How do I know that an inverse of a matrix has the same type of Jordan canonical form Let $A$ be an invertible matrix in $M_n(\mathbb{C})$.
How do I prove that $A^{-1}$ has the same block structure in its Jordan canonical form as $A$ does?
For each $x\in \mathbb{C}^n, A(x)=\lambda x$ iff $A^{-1}(x)=1/\lambda x$. Hence, they have exactly the same number of distinct eigenvalues.
So WLOG, we only need to check for the case $A$ has exactly one eigenvalue $\lambda$.
Consider a cycle of generalized eigenvectors of $A$ corresponding to $\lambda$. That is, $\{v_1,...,v_k\}$. However, this does not need to be a cycle of generalized eigenvectors of $A^{-1}$ corresponding to $1/\lambda$. So I don't have a clue here.
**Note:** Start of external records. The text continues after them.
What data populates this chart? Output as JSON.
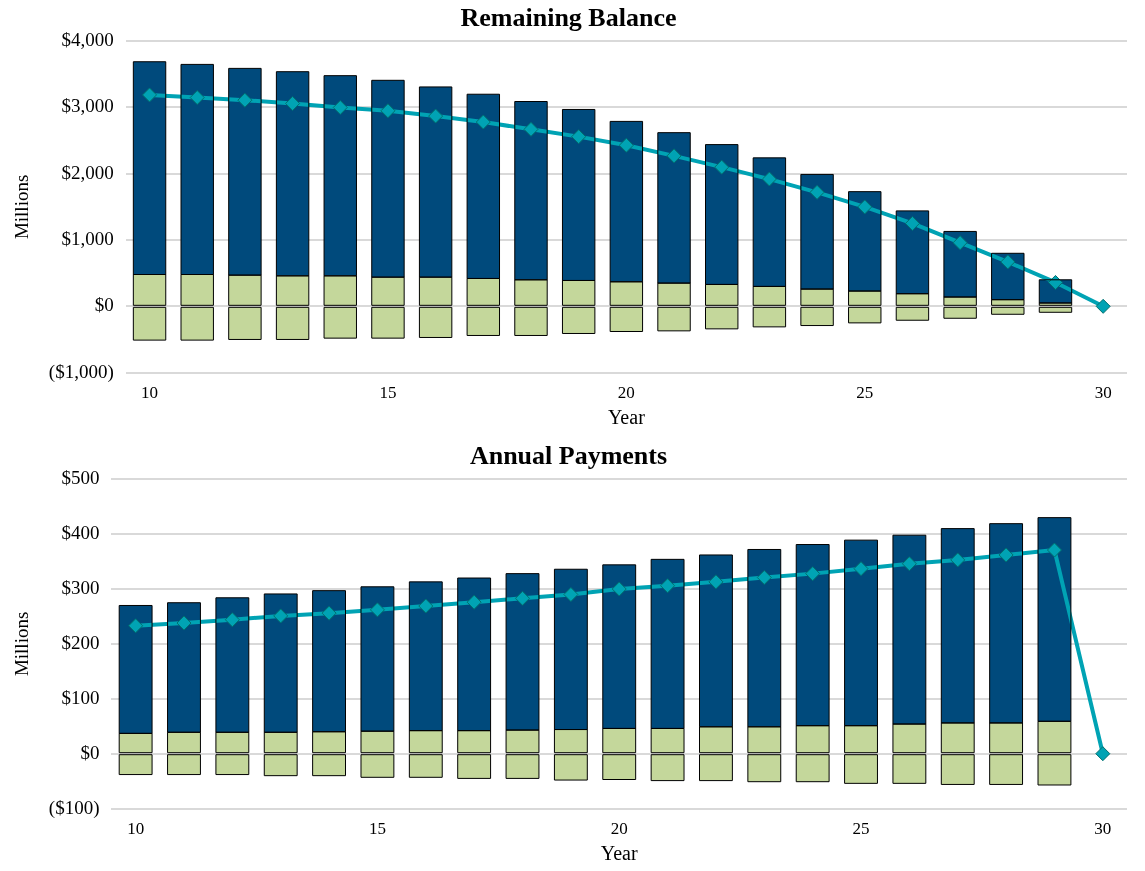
{
  "chart_data": [
    {
      "type": "bar",
      "title": "Remaining Balance",
      "xlabel": "Year",
      "ylabel": "Millions",
      "stacked": true,
      "grid": "y",
      "legend": false,
      "marker": "diamond",
      "line_style": "solid",
      "categories": [
        "10",
        null,
        null,
        null,
        null,
        "15",
        null,
        null,
        null,
        null,
        "20",
        null,
        null,
        null,
        null,
        "25",
        null,
        null,
        null,
        null,
        "30"
      ],
      "ylim": [
        -1000,
        4000
      ],
      "yticks": [
        {
          "value": -1000,
          "label": "($1,000)"
        },
        {
          "value": 0,
          "label": "$0"
        },
        {
          "value": 1000,
          "label": "$1,000"
        },
        {
          "value": 2000,
          "label": "$2,000"
        },
        {
          "value": 3000,
          "label": "$3,000"
        },
        {
          "value": 4000,
          "label": "$4,000"
        }
      ],
      "series": [
        {
          "color": "#c4d79b",
          "values": [
            -510,
            -510,
            -500,
            -500,
            -480,
            -480,
            -470,
            -440,
            -440,
            -410,
            -380,
            -370,
            -340,
            -310,
            -290,
            -250,
            -210,
            -180,
            -120,
            -90,
            null
          ]
        },
        {
          "color": "#c4d79b",
          "values": [
            480,
            480,
            470,
            460,
            460,
            440,
            440,
            420,
            400,
            390,
            370,
            350,
            330,
            300,
            260,
            230,
            190,
            140,
            100,
            50,
            null
          ]
        },
        {
          "color": "#004a7c",
          "values": [
            3210,
            3170,
            3120,
            3080,
            3020,
            2970,
            2870,
            2780,
            2690,
            2580,
            2420,
            2270,
            2110,
            1940,
            1730,
            1500,
            1250,
            990,
            700,
            350,
            null
          ]
        },
        {
          "type": "line",
          "color": "#00a3b4",
          "values": [
            3190,
            3150,
            3110,
            3060,
            3000,
            2950,
            2870,
            2780,
            2670,
            2560,
            2430,
            2270,
            2100,
            1920,
            1720,
            1500,
            1250,
            960,
            670,
            360,
            0
          ]
        }
      ]
    },
    {
      "type": "bar",
      "title": "Annual Payments",
      "xlabel": "Year",
      "ylabel": "Millions",
      "stacked": true,
      "grid": "y",
      "legend": false,
      "marker": "diamond",
      "line_style": "solid",
      "categories": [
        "10",
        null,
        null,
        null,
        null,
        "15",
        null,
        null,
        null,
        null,
        "20",
        null,
        null,
        null,
        null,
        "25",
        null,
        null,
        null,
        null,
        "30"
      ],
      "ylim": [
        -100,
        500
      ],
      "yticks": [
        {
          "value": -100,
          "label": "($100)"
        },
        {
          "value": 0,
          "label": "$0"
        },
        {
          "value": 100,
          "label": "$100"
        },
        {
          "value": 200,
          "label": "$200"
        },
        {
          "value": 300,
          "label": "$300"
        },
        {
          "value": 400,
          "label": "$400"
        },
        {
          "value": 500,
          "label": "$500"
        }
      ],
      "series": [
        {
          "color": "#c4d79b",
          "values": [
            -38,
            -38,
            -38,
            -40,
            -40,
            -43,
            -43,
            -45,
            -45,
            -48,
            -47,
            -49,
            -49,
            -51,
            -51,
            -54,
            -54,
            -56,
            -56,
            -57,
            null
          ]
        },
        {
          "color": "#c4d79b",
          "values": [
            37,
            39,
            39,
            39,
            40,
            41,
            42,
            42,
            43,
            44,
            46,
            46,
            49,
            49,
            51,
            51,
            54,
            56,
            56,
            59,
            null
          ]
        },
        {
          "color": "#004a7c",
          "values": [
            233,
            236,
            245,
            252,
            257,
            263,
            271,
            278,
            285,
            292,
            298,
            308,
            313,
            323,
            330,
            338,
            344,
            354,
            363,
            371,
            null
          ]
        },
        {
          "type": "line",
          "color": "#00a3b4",
          "values": [
            233,
            238,
            244,
            251,
            256,
            262,
            269,
            276,
            283,
            290,
            300,
            306,
            313,
            321,
            328,
            337,
            346,
            353,
            362,
            371,
            0
          ]
        }
      ]
    }
  ]
}
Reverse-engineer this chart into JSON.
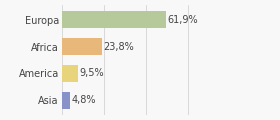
{
  "categories": [
    "Europa",
    "Africa",
    "America",
    "Asia"
  ],
  "values": [
    61.9,
    23.8,
    9.5,
    4.8
  ],
  "labels": [
    "61,9%",
    "23,8%",
    "9,5%",
    "4,8%"
  ],
  "bar_colors": [
    "#b5c99a",
    "#e8b87a",
    "#e8d47a",
    "#8892c8"
  ],
  "background_color": "#f8f8f8",
  "xlim": [
    0,
    100
  ],
  "label_fontsize": 7,
  "category_fontsize": 7,
  "bar_height": 0.65
}
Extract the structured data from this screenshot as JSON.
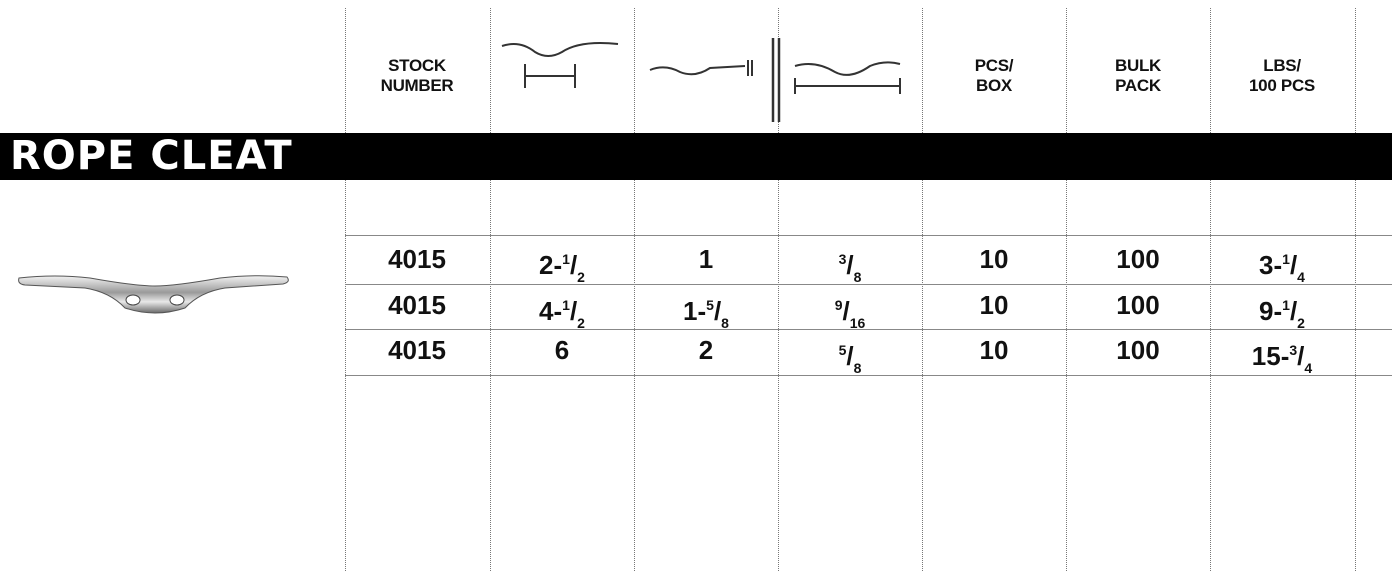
{
  "headers": {
    "stock_number": [
      "STOCK",
      "NUMBER"
    ],
    "pcs_box": [
      "PCS/",
      "BOX"
    ],
    "bulk_pack": [
      "BULK",
      "PACK"
    ],
    "lbs_100": [
      "LBS/",
      "100 PCS"
    ]
  },
  "section_title": "ROPE CLEAT",
  "rows": [
    [
      "4015",
      "2-1/2",
      "1",
      "3/8",
      "10",
      "100",
      "3-1/4"
    ],
    [
      "4015",
      "4-1/2",
      "1-5/8",
      "9/16",
      "10",
      "100",
      "9-1/2"
    ],
    [
      "4015",
      "6",
      "2",
      "5/8",
      "10",
      "100",
      "15-3/4"
    ]
  ]
}
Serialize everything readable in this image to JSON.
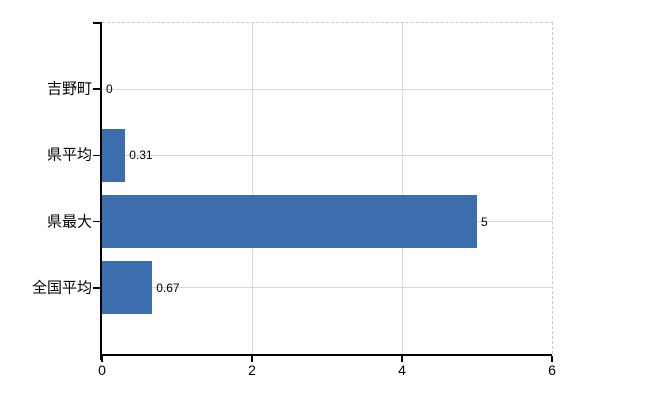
{
  "chart_data": {
    "type": "bar",
    "orientation": "horizontal",
    "title": "",
    "categories": [
      "吉野町",
      "県平均",
      "県最大",
      "全国平均"
    ],
    "values": [
      0,
      0.31,
      5,
      0.67
    ],
    "value_labels": [
      "0",
      "0.31",
      "5",
      "0.67"
    ],
    "xlim": [
      0,
      6
    ],
    "x_tick_values": [
      0,
      2,
      4,
      6
    ],
    "x_tick_labels": [
      "0",
      "2",
      "4",
      "6"
    ],
    "grid": true,
    "legend": "none",
    "colors": {
      "bar": "#3c6dad",
      "axis": "#000000",
      "gridline": "#d4dad4",
      "dashed_border": "#c9c9c9",
      "text": "#000000",
      "background": "#ffffff"
    }
  }
}
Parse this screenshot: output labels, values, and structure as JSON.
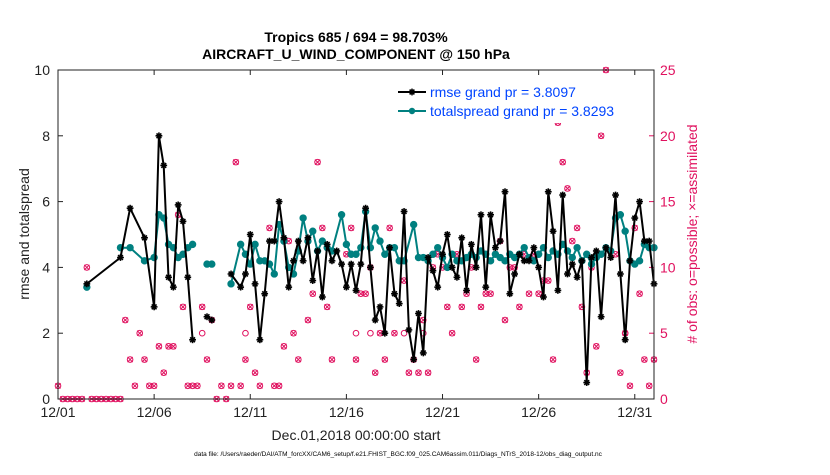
{
  "chart_data": {
    "type": "line",
    "title_line1": "Tropics 685 / 694 = 98.703%",
    "title_line2": "AIRCRAFT_U_WIND_COMPONENT @ 150 hPa",
    "xlabel": "Dec.01,2018 00:00:00 start",
    "ylabel_left": "rmse and totalspread",
    "ylabel_right": "# of obs: o=possible; ×=assimilated",
    "footer": "data file: /Users/raeder/DAI/ATM_forcXX/CAM6_setup/f.e21.FHIST_BGC.f09_025.CAM6assim.011/Diags_NTrS_2018-12/obs_diag_output.nc",
    "xlim": [
      1,
      32
    ],
    "ylim_left": [
      0,
      10
    ],
    "ylim_right": [
      0,
      25
    ],
    "xticks": [
      1,
      6,
      11,
      16,
      21,
      26,
      31
    ],
    "xtick_labels": [
      "12/01",
      "12/06",
      "12/11",
      "12/16",
      "12/21",
      "12/26",
      "12/31"
    ],
    "yticks_left": [
      0,
      2,
      4,
      6,
      8,
      10
    ],
    "yticks_right": [
      0,
      5,
      10,
      15,
      20,
      25
    ],
    "colors": {
      "rmse": "#000000",
      "spread": "#008080",
      "obs": "#e0115f",
      "legend_text": "#0044ff"
    },
    "legend": [
      {
        "name": "rmse grand pr = 3.8097",
        "series": "rmse"
      },
      {
        "name": "totalspread grand pr = 3.8293",
        "series": "spread"
      }
    ],
    "series": [
      {
        "name": "rmse",
        "points": [
          [
            2.5,
            3.5
          ],
          [
            4.25,
            4.3
          ],
          [
            4.75,
            5.8
          ],
          [
            5.5,
            4.9
          ],
          [
            6,
            2.8
          ],
          [
            6.25,
            8.0
          ],
          [
            6.5,
            7.1
          ],
          [
            6.75,
            3.7
          ],
          [
            7,
            3.4
          ],
          [
            7.25,
            5.9
          ],
          [
            7.5,
            5.4
          ],
          [
            7.75,
            3.7
          ],
          [
            8,
            1.8
          ],
          null,
          [
            8.75,
            2.5
          ],
          [
            9,
            2.4
          ],
          null,
          [
            10,
            3.8
          ],
          [
            10.5,
            3.4
          ],
          [
            10.75,
            3.8
          ],
          [
            11,
            5.0
          ],
          [
            11.25,
            3.5
          ],
          [
            11.5,
            1.8
          ],
          [
            11.75,
            3.2
          ],
          [
            12,
            4.8
          ],
          [
            12.25,
            4.8
          ],
          [
            12.5,
            6.0
          ],
          [
            12.75,
            4.9
          ],
          [
            13,
            3.4
          ],
          [
            13.25,
            4.2
          ],
          [
            13.5,
            4.8
          ],
          [
            13.75,
            4.2
          ],
          [
            14,
            4.9
          ],
          [
            14.25,
            3.6
          ],
          [
            14.5,
            4.5
          ],
          [
            14.75,
            3.1
          ],
          [
            15,
            4.7
          ],
          [
            15.25,
            4.2
          ],
          [
            15.5,
            4.5
          ],
          [
            15.75,
            4.1
          ],
          [
            16,
            3.4
          ],
          [
            16.25,
            4.1
          ],
          [
            16.5,
            3.3
          ],
          [
            16.75,
            4.1
          ],
          [
            17,
            5.8
          ],
          [
            17.25,
            4.0
          ],
          [
            17.5,
            2.4
          ],
          [
            17.75,
            2.8
          ],
          [
            18,
            2.0
          ],
          [
            18.25,
            4.6
          ],
          [
            18.5,
            3.2
          ],
          [
            18.75,
            2.9
          ],
          [
            19,
            5.7
          ],
          [
            19.25,
            2.1
          ],
          [
            19.5,
            1.2
          ],
          [
            19.75,
            2.6
          ],
          [
            20,
            1.4
          ],
          [
            20.25,
            4.3
          ],
          [
            20.5,
            3.9
          ],
          [
            20.75,
            3.4
          ],
          [
            21,
            4.4
          ],
          [
            21.25,
            5.0
          ],
          [
            21.5,
            4.0
          ],
          [
            21.75,
            3.7
          ],
          [
            22,
            4.9
          ],
          [
            22.25,
            3.3
          ],
          [
            22.5,
            4.7
          ],
          [
            22.75,
            4.0
          ],
          [
            23,
            5.6
          ],
          [
            23.25,
            3.4
          ],
          [
            23.5,
            5.6
          ],
          [
            23.75,
            4.6
          ],
          [
            24,
            4.8
          ],
          [
            24.25,
            6.3
          ],
          [
            24.5,
            3.2
          ],
          [
            24.75,
            3.8
          ],
          [
            25,
            4.4
          ],
          [
            25.25,
            4.2
          ],
          [
            25.5,
            4.2
          ],
          [
            25.75,
            4.6
          ],
          [
            26,
            4.0
          ],
          [
            26.25,
            3.1
          ],
          [
            26.5,
            6.3
          ],
          [
            26.75,
            5.1
          ],
          [
            27,
            3.3
          ],
          [
            27.25,
            6.2
          ],
          [
            27.5,
            3.8
          ],
          [
            27.75,
            4.1
          ],
          [
            28,
            3.7
          ],
          [
            28.25,
            4.2
          ],
          [
            28.5,
            0.5
          ],
          [
            28.75,
            4.3
          ],
          [
            29,
            4.5
          ],
          [
            29.25,
            2.5
          ],
          [
            29.5,
            4.6
          ],
          [
            29.75,
            4.3
          ],
          [
            30,
            6.2
          ],
          [
            30.25,
            3.8
          ],
          [
            30.5,
            1.8
          ],
          [
            30.75,
            4.2
          ],
          [
            31,
            5.5
          ],
          [
            31.25,
            6.0
          ],
          [
            31.5,
            4.8
          ],
          [
            31.75,
            4.8
          ],
          [
            32,
            3.5
          ]
        ]
      },
      {
        "name": "totalspread",
        "points": [
          [
            2.5,
            3.4
          ],
          null,
          [
            4.25,
            4.6
          ],
          [
            4.75,
            4.6
          ],
          [
            5.5,
            4.2
          ],
          [
            6,
            4.3
          ],
          [
            6.25,
            5.6
          ],
          [
            6.5,
            5.5
          ],
          [
            6.75,
            4.7
          ],
          [
            7,
            4.6
          ],
          [
            7.25,
            4.3
          ],
          [
            7.5,
            4.4
          ],
          [
            7.75,
            4.6
          ],
          [
            8,
            4.7
          ],
          null,
          [
            8.75,
            4.1
          ],
          [
            9,
            4.1
          ],
          null,
          [
            10,
            3.5
          ],
          [
            10.5,
            4.7
          ],
          [
            10.75,
            4.4
          ],
          [
            11,
            4.1
          ],
          [
            11.25,
            4.7
          ],
          [
            11.5,
            4.2
          ],
          [
            11.75,
            4.2
          ],
          [
            12,
            4.1
          ],
          [
            12.25,
            3.8
          ],
          [
            12.5,
            5.3
          ],
          [
            12.75,
            4.8
          ],
          [
            13,
            4.0
          ],
          [
            13.25,
            3.8
          ],
          [
            13.5,
            4.5
          ],
          [
            13.75,
            5.5
          ],
          [
            14,
            4.8
          ],
          [
            14.25,
            5.1
          ],
          [
            14.5,
            4.5
          ],
          [
            14.75,
            4.8
          ],
          [
            15,
            4.6
          ],
          [
            15.25,
            4.5
          ],
          [
            15.75,
            5.6
          ],
          [
            16,
            4.7
          ],
          [
            16.25,
            4.4
          ],
          [
            16.5,
            4.4
          ],
          [
            16.75,
            4.6
          ],
          [
            17,
            5.7
          ],
          [
            17.25,
            4.6
          ],
          [
            17.5,
            5.2
          ],
          [
            17.75,
            4.8
          ],
          [
            18,
            4.4
          ],
          [
            18.25,
            4.6
          ],
          [
            18.5,
            4.6
          ],
          [
            18.75,
            4.2
          ],
          [
            19,
            4.2
          ],
          [
            19.5,
            5.3
          ],
          [
            19.75,
            4.3
          ],
          [
            20,
            4.3
          ],
          [
            20.25,
            4.2
          ],
          [
            20.5,
            4.4
          ],
          [
            20.75,
            4.6
          ],
          [
            21,
            4.3
          ],
          [
            21.25,
            4.0
          ],
          [
            21.5,
            4.4
          ],
          [
            21.75,
            4.2
          ],
          [
            22,
            4.2
          ],
          [
            22.25,
            4.3
          ],
          [
            22.5,
            4.4
          ],
          [
            22.75,
            4.3
          ],
          [
            23,
            4.5
          ],
          [
            23.25,
            4.4
          ],
          [
            23.5,
            4.2
          ],
          [
            23.75,
            4.4
          ],
          [
            24,
            4.3
          ],
          [
            24.25,
            4.2
          ],
          [
            24.5,
            4.4
          ],
          [
            24.75,
            4.3
          ],
          [
            25,
            4.4
          ],
          [
            25.25,
            4.6
          ],
          [
            25.5,
            4.3
          ],
          [
            25.75,
            4.2
          ],
          [
            26,
            4.4
          ],
          [
            26.25,
            4.6
          ],
          [
            26.5,
            4.3
          ],
          [
            26.75,
            4.5
          ],
          [
            27,
            4.4
          ],
          [
            27.25,
            4.7
          ],
          [
            27.5,
            4.5
          ],
          [
            27.75,
            4.3
          ],
          [
            28,
            4.6
          ],
          [
            28.25,
            4.2
          ],
          [
            28.5,
            4.4
          ],
          [
            28.75,
            4.1
          ],
          [
            29,
            4.3
          ],
          [
            29.25,
            4.4
          ],
          [
            29.5,
            4.6
          ],
          [
            29.75,
            4.5
          ],
          [
            30,
            5.5
          ],
          [
            30.25,
            5.6
          ],
          [
            30.5,
            5.1
          ],
          [
            30.75,
            4.2
          ],
          [
            31,
            4.1
          ],
          [
            31.25,
            4.2
          ],
          [
            31.5,
            4.7
          ],
          [
            31.75,
            4.6
          ],
          [
            32,
            4.6
          ]
        ]
      }
    ],
    "obs_counts": {
      "name": "# of obs",
      "possible_and_assimilated": [
        [
          1,
          1
        ],
        [
          1.25,
          0
        ],
        [
          1.5,
          0
        ],
        [
          1.75,
          0
        ],
        [
          2,
          0
        ],
        [
          2.25,
          0
        ],
        [
          2.5,
          10
        ],
        [
          2.75,
          0
        ],
        [
          3,
          0
        ],
        [
          3.25,
          0
        ],
        [
          3.5,
          0
        ],
        [
          3.75,
          0
        ],
        [
          4,
          0
        ],
        [
          4.25,
          0
        ],
        [
          4.5,
          6
        ],
        [
          4.75,
          3
        ],
        [
          5,
          1
        ],
        [
          5.25,
          5
        ],
        [
          5.5,
          3
        ],
        [
          5.75,
          1
        ],
        [
          6,
          1
        ],
        [
          6.25,
          4
        ],
        [
          6.5,
          2
        ],
        [
          6.75,
          4
        ],
        [
          7,
          4
        ],
        [
          7.25,
          14
        ],
        [
          7.5,
          7
        ],
        [
          7.75,
          1
        ],
        [
          8,
          1
        ],
        [
          8.25,
          1
        ],
        [
          8.5,
          7
        ],
        [
          8.75,
          3
        ],
        [
          9,
          6
        ],
        [
          9.25,
          0
        ],
        [
          9.5,
          1
        ],
        [
          9.75,
          0
        ],
        [
          10,
          1
        ],
        [
          10.25,
          18
        ],
        [
          10.5,
          1
        ],
        [
          10.75,
          3
        ],
        [
          11,
          7
        ],
        [
          11.25,
          2
        ],
        [
          11.5,
          1
        ],
        [
          12,
          13
        ],
        [
          12.25,
          1
        ],
        [
          12.5,
          1
        ],
        [
          12.75,
          4
        ],
        [
          13,
          12
        ],
        [
          13.25,
          5
        ],
        [
          13.5,
          3
        ],
        [
          14,
          6
        ],
        [
          14.25,
          8
        ],
        [
          14.5,
          18
        ],
        [
          14.75,
          13
        ],
        [
          15,
          7
        ],
        [
          15.25,
          3
        ],
        [
          16,
          11
        ],
        [
          16.25,
          13
        ],
        [
          16.5,
          3
        ],
        [
          16.75,
          8
        ],
        [
          17,
          8
        ],
        [
          17.25,
          10
        ],
        [
          17.5,
          2
        ],
        [
          17.75,
          5
        ],
        [
          18,
          3
        ],
        [
          18.25,
          13
        ],
        [
          18.5,
          5
        ],
        [
          19,
          9
        ],
        [
          19.25,
          2
        ],
        [
          19.5,
          3
        ],
        [
          19.75,
          2
        ],
        [
          20,
          6
        ],
        [
          20.25,
          2
        ],
        [
          20.5,
          10
        ],
        [
          20.75,
          11
        ],
        [
          21,
          10
        ],
        [
          21.25,
          7
        ],
        [
          21.5,
          5
        ],
        [
          21.75,
          11
        ],
        [
          22,
          7
        ],
        [
          22.25,
          8
        ],
        [
          22.5,
          10
        ],
        [
          22.75,
          3
        ],
        [
          23,
          7
        ],
        [
          23.25,
          8
        ],
        [
          23.5,
          8
        ],
        [
          23.75,
          11
        ],
        [
          24,
          12
        ],
        [
          24.25,
          6
        ],
        [
          24.5,
          10
        ],
        [
          24.75,
          10
        ],
        [
          25,
          7
        ],
        [
          25.25,
          11
        ],
        [
          25.5,
          8
        ],
        [
          25.75,
          11
        ],
        [
          26,
          8
        ],
        [
          26.25,
          9
        ],
        [
          26.5,
          9
        ],
        [
          26.75,
          3
        ],
        [
          27,
          21
        ],
        [
          27.25,
          18
        ],
        [
          27.5,
          16
        ],
        [
          27.75,
          12
        ],
        [
          28,
          13
        ],
        [
          28.25,
          7
        ],
        [
          28.5,
          2
        ],
        [
          28.75,
          10
        ],
        [
          29,
          4
        ],
        [
          29.25,
          20
        ],
        [
          29.5,
          25
        ],
        [
          29.75,
          23
        ],
        [
          30,
          11
        ],
        [
          30.25,
          2
        ],
        [
          30.5,
          5
        ],
        [
          30.75,
          1
        ],
        [
          31,
          13
        ],
        [
          31.25,
          8
        ],
        [
          31.5,
          3
        ],
        [
          31.75,
          1
        ],
        [
          32,
          3
        ]
      ],
      "possible_only": [
        [
          8.5,
          5
        ],
        [
          10.75,
          5
        ],
        [
          16.5,
          5
        ],
        [
          17.25,
          5
        ],
        [
          19,
          5
        ],
        [
          20,
          5
        ],
        [
          30.5,
          5
        ]
      ]
    }
  }
}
How do I prove it?
 A: Suppose the Jordan canonical form of $A$ is given by the block diagonal form
$J = \operatorname{diag} (J_1,...,J_m)$, where each $J_k$ has the form
$J_k = \begin{bmatrix}
                 \lambda_k & 1 & 0 & \cdots & 0 \\
                  0 & \lambda_k & 1 & \cdots & 0 \\
                  0 & 0 & \lambda_k & \cdots & 0 \\
                  \vdots & & & & \vdots \\
                  0 & 0 & 0 & \cdots & \lambda_k
              \end{bmatrix}$.
Since $A$ is invertible, we see that each $J_k$ is invertible.
Then we see that
$J^{-1} = \operatorname{diag} (J_1^{-1},...,J_m^{-1})$.
Hence we only need to establish that the Jordan canonical form of $J_k^{-1}$ has the same form as $J_k$.
One simple way to do this is to note that
$J_k v = \lambda_k v_k$ iff $J_k^{-1} v = {1 \over \lambda_k} v$,
and so $\ker (J_k -\lambda_k I) = \ker (J_k^{-1}-{1 \over \lambda_k} I)$. In particular, $\dim \ker (J_k^{-1}-{1 \over \lambda_k} I) = 1$
and so the Jordan Canonical form of $J_k^{-1}$ is
$\begin{bmatrix}
                 {1 \over \lambda_k} & 1 & 0 & \cdots & 0 \\
                  0 & {1 \over \lambda_k} & 1 & \cdots & 0 \\
                  0 & 0 & {1 \over \lambda_k} & \cdots & 0 \\
                  \vdots & & & & \vdots \\
                  0 & 0 & 0 & \cdots & {1 \over \lambda_k}
              \end{bmatrix}$ (with the same dimensions as $J_k$,
of course).